I recognise this tendency in myself. Though I like to think I write about many of the more difficult parts of my life in order to process and internalise them, writing is also a kind of externalisation and compartmentalisation process. It dilutes things, orders them in a way that is artificial. That’s not to say it doesn’t help, but it’s not to say it’s a particularly healthy compulsion either. And it doesn’t stop me writing. But simply asking why is an overdue preoccupation right now.

This is something that also emerges in Barthes’ essay on the “Death of the Author”, extended into more interesting territory (I think) by Foucault in his essay, “What Is An Author?” Writing, like photography, maintains a close relationship with death, but as Kate Zambreno puts it in, if “Barthes wants to kill the author, Foucault wants the author to take on the appearance of a dead man.” The new book makes a similar case, as it turns out — it’s always interesting and discombobulating to find someone has articulated your own point far more succinctly than you have — but whereas Foucault is taking about writing, my book explores how painters and photographers have been doing the same thing since the Renaissance and the dawn of modernity respectively.

I’m still reading Zambreno’s book on this topic, To Write As If Already Dead, which might be my favourite book I’ve read in some time.

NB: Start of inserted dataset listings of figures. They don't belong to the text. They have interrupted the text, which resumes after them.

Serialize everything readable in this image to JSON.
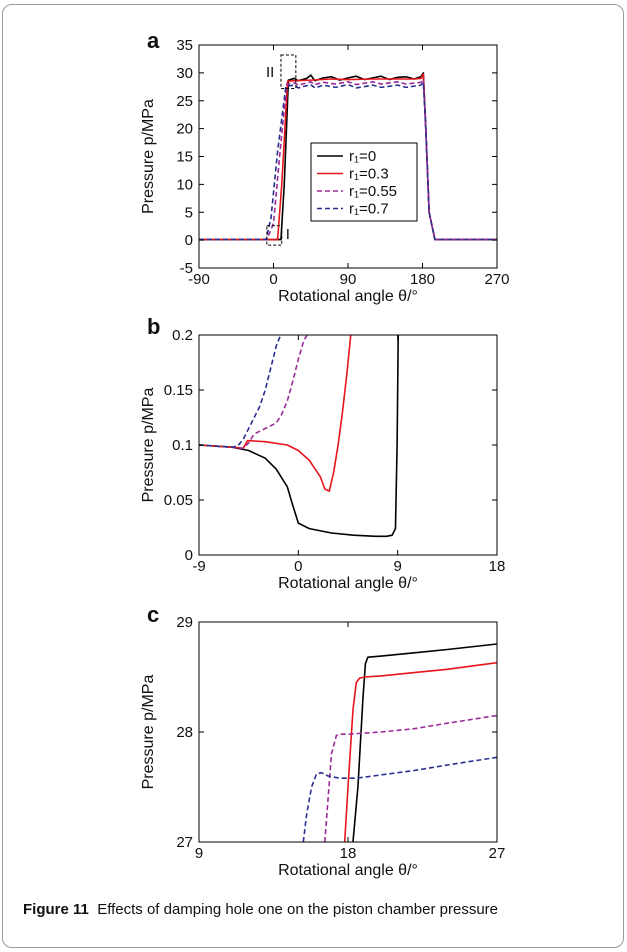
{
  "caption": {
    "label": "Figure 11",
    "text": "Effects of damping hole one on the piston chamber pressure"
  },
  "chart_data": [
    {
      "panel": "a",
      "type": "line",
      "xlabel": "Rotational angle θ/°",
      "ylabel": "Pressure p/MPa",
      "xlim": [
        -90,
        270
      ],
      "ylim": [
        -5,
        35
      ],
      "xticks": [
        -90,
        0,
        90,
        180,
        270
      ],
      "yticks": [
        -5,
        0,
        5,
        10,
        15,
        20,
        25,
        30,
        35
      ],
      "legend_position": "center",
      "annotations": [
        "I",
        "II"
      ],
      "series": [
        {
          "name": "r₁=0",
          "color": "#000000",
          "dash": "solid",
          "x": [
            -90,
            -5,
            9,
            13,
            18,
            25,
            30,
            40,
            45,
            50,
            60,
            70,
            80,
            90,
            100,
            110,
            120,
            130,
            140,
            150,
            160,
            170,
            178,
            181,
            184,
            188,
            195,
            270
          ],
          "y": [
            0.1,
            0.1,
            0.1,
            10,
            28.7,
            29.0,
            28.6,
            29.0,
            29.6,
            28.6,
            29.1,
            29.3,
            28.7,
            29.1,
            29.4,
            28.8,
            29.1,
            29.4,
            28.8,
            29.2,
            29.3,
            28.9,
            29.3,
            30.0,
            20,
            5,
            0.1,
            0.1
          ]
        },
        {
          "name": "r₁=0.3",
          "color": "#e8141b",
          "dash": "solid",
          "x": [
            -90,
            -5,
            3,
            5,
            10,
            17,
            25,
            45,
            70,
            90,
            120,
            150,
            170,
            178,
            181,
            184,
            188,
            195,
            270
          ],
          "y": [
            0.1,
            0.1,
            0.06,
            0.2,
            10,
            28.5,
            28.6,
            28.7,
            28.9,
            28.8,
            28.9,
            28.9,
            28.9,
            29.0,
            29.8,
            20,
            5,
            0.1,
            0.1
          ]
        },
        {
          "name": "r₁=0.55",
          "color": "#9b2a9b",
          "dash": "dashed",
          "x": [
            -90,
            -8,
            0,
            8,
            16,
            25,
            30,
            45,
            50,
            60,
            75,
            90,
            100,
            120,
            130,
            150,
            160,
            178,
            181,
            184,
            188,
            195,
            270
          ],
          "y": [
            0.1,
            0.1,
            3,
            16,
            28.0,
            28.2,
            27.8,
            28.4,
            27.9,
            28.3,
            28.0,
            28.4,
            27.9,
            28.4,
            28.0,
            28.4,
            28.0,
            28.3,
            28.8,
            20,
            5,
            0.1,
            0.1
          ]
        },
        {
          "name": "r₁=0.7",
          "color": "#2a2f8f",
          "dash": "dashed",
          "x": [
            -90,
            -9,
            -3,
            5,
            15,
            25,
            30,
            45,
            50,
            60,
            75,
            90,
            100,
            120,
            130,
            150,
            160,
            178,
            181,
            184,
            188,
            195,
            270
          ],
          "y": [
            0.1,
            0.1,
            4,
            16,
            27.6,
            27.8,
            27.3,
            27.9,
            27.3,
            27.8,
            27.4,
            27.9,
            27.3,
            27.8,
            27.4,
            27.8,
            27.4,
            27.8,
            28.3,
            20,
            5,
            0.1,
            0.1
          ]
        }
      ]
    },
    {
      "panel": "b",
      "type": "line",
      "xlabel": "Rotational angle θ/°",
      "ylabel": "Pressure p/MPa",
      "xlim": [
        -9,
        18
      ],
      "ylim": [
        0,
        0.2
      ],
      "xticks": [
        -9,
        0,
        9,
        18
      ],
      "yticks": [
        0,
        0.05,
        0.1,
        0.15,
        0.2
      ],
      "series": [
        {
          "name": "r₁=0",
          "color": "#000000",
          "dash": "solid",
          "x": [
            -9,
            -6,
            -4.5,
            -3,
            -2,
            -1,
            -0.5,
            0,
            1,
            3,
            5,
            7,
            8,
            8.5,
            8.8,
            8.95,
            9.05
          ],
          "y": [
            0.1,
            0.098,
            0.095,
            0.088,
            0.078,
            0.062,
            0.045,
            0.029,
            0.024,
            0.02,
            0.018,
            0.017,
            0.017,
            0.018,
            0.024,
            0.1,
            0.2
          ]
        },
        {
          "name": "r₁=0.3",
          "color": "#e8141b",
          "dash": "solid",
          "x": [
            -9,
            -6,
            -5,
            -4.6,
            -3,
            -1,
            0,
            1,
            2,
            2.4,
            2.8,
            3.2,
            3.6,
            4.0,
            4.4,
            4.75
          ],
          "y": [
            0.1,
            0.098,
            0.097,
            0.104,
            0.103,
            0.1,
            0.095,
            0.086,
            0.071,
            0.06,
            0.058,
            0.075,
            0.1,
            0.13,
            0.165,
            0.2
          ]
        },
        {
          "name": "r₁=0.55",
          "color": "#9b2a9b",
          "dash": "dashed",
          "x": [
            -9,
            -6,
            -5,
            -4.5,
            -4,
            -3,
            -2,
            -1.5,
            -1,
            -0.5,
            0,
            0.5,
            0.8
          ],
          "y": [
            0.1,
            0.098,
            0.097,
            0.102,
            0.11,
            0.115,
            0.12,
            0.128,
            0.14,
            0.158,
            0.178,
            0.195,
            0.2
          ]
        },
        {
          "name": "r₁=0.7",
          "color": "#2a2f8f",
          "dash": "dashed",
          "x": [
            -9,
            -6,
            -5.5,
            -5,
            -4.5,
            -4,
            -3.5,
            -3,
            -2.5,
            -2,
            -1.6
          ],
          "y": [
            0.1,
            0.098,
            0.099,
            0.105,
            0.115,
            0.125,
            0.135,
            0.15,
            0.17,
            0.19,
            0.2
          ]
        }
      ]
    },
    {
      "panel": "c",
      "type": "line",
      "xlabel": "Rotational angle θ/°",
      "ylabel": "Pressure p/MPa",
      "xlim": [
        9,
        27
      ],
      "ylim": [
        27,
        29
      ],
      "xticks": [
        9,
        18,
        27
      ],
      "yticks": [
        27,
        28,
        29
      ],
      "series": [
        {
          "name": "r₁=0",
          "color": "#000000",
          "dash": "solid",
          "x": [
            18.3,
            18.6,
            18.9,
            19.05,
            19.2,
            20,
            22,
            24,
            27
          ],
          "y": [
            27,
            27.5,
            28.3,
            28.62,
            28.68,
            28.69,
            28.72,
            28.75,
            28.8
          ]
        },
        {
          "name": "r₁=0.3",
          "color": "#e8141b",
          "dash": "solid",
          "x": [
            17.8,
            18.0,
            18.3,
            18.5,
            18.7,
            19.0,
            20,
            22,
            24,
            27
          ],
          "y": [
            27,
            27.5,
            28.2,
            28.45,
            28.49,
            28.5,
            28.51,
            28.54,
            28.57,
            28.63
          ]
        },
        {
          "name": "r₁=0.55",
          "color": "#9b2a9b",
          "dash": "dashed",
          "x": [
            16.6,
            16.8,
            17.0,
            17.3,
            17.6,
            18,
            20,
            22,
            24,
            27
          ],
          "y": [
            27,
            27.4,
            27.8,
            27.97,
            27.98,
            27.98,
            28.0,
            28.03,
            28.08,
            28.15
          ]
        },
        {
          "name": "r₁=0.7",
          "color": "#2a2f8f",
          "dash": "dashed",
          "x": [
            15.3,
            15.5,
            15.8,
            16.1,
            16.4,
            16.8,
            17.5,
            18.5,
            20,
            22,
            24,
            27
          ],
          "y": [
            27,
            27.25,
            27.5,
            27.62,
            27.63,
            27.6,
            27.58,
            27.58,
            27.61,
            27.65,
            27.7,
            27.77
          ]
        }
      ]
    }
  ]
}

It’s incredible. And readers of Egress will know I love the paradox of writing about things that far exceed the bounds of writing itself. But it is changing how I relate to my own compulsions of late. I’m getting back in touch with photography and also music, and finding the daily practice of those two mediums is offering me far more than the space of the blog right now. It’s a nice realisation. I’ve wanted to redress the balance for years.

So expect more posts like this for the time being, and maybe a few DJ mixes in the future as well. Having spent a magnificent evening with Kitty and Archie of Incursions, it feels the three of us are really excited about playing music together and dancing at the moment. I feel back in a space that I haven’t been in since 2017, and it was the loss of that space that made me turn to writing in the first place. Now it’s a question of how to still keep this thing up whilst having regained something I’d somewhat accepted was gone forever. Friends are good. Cherish them.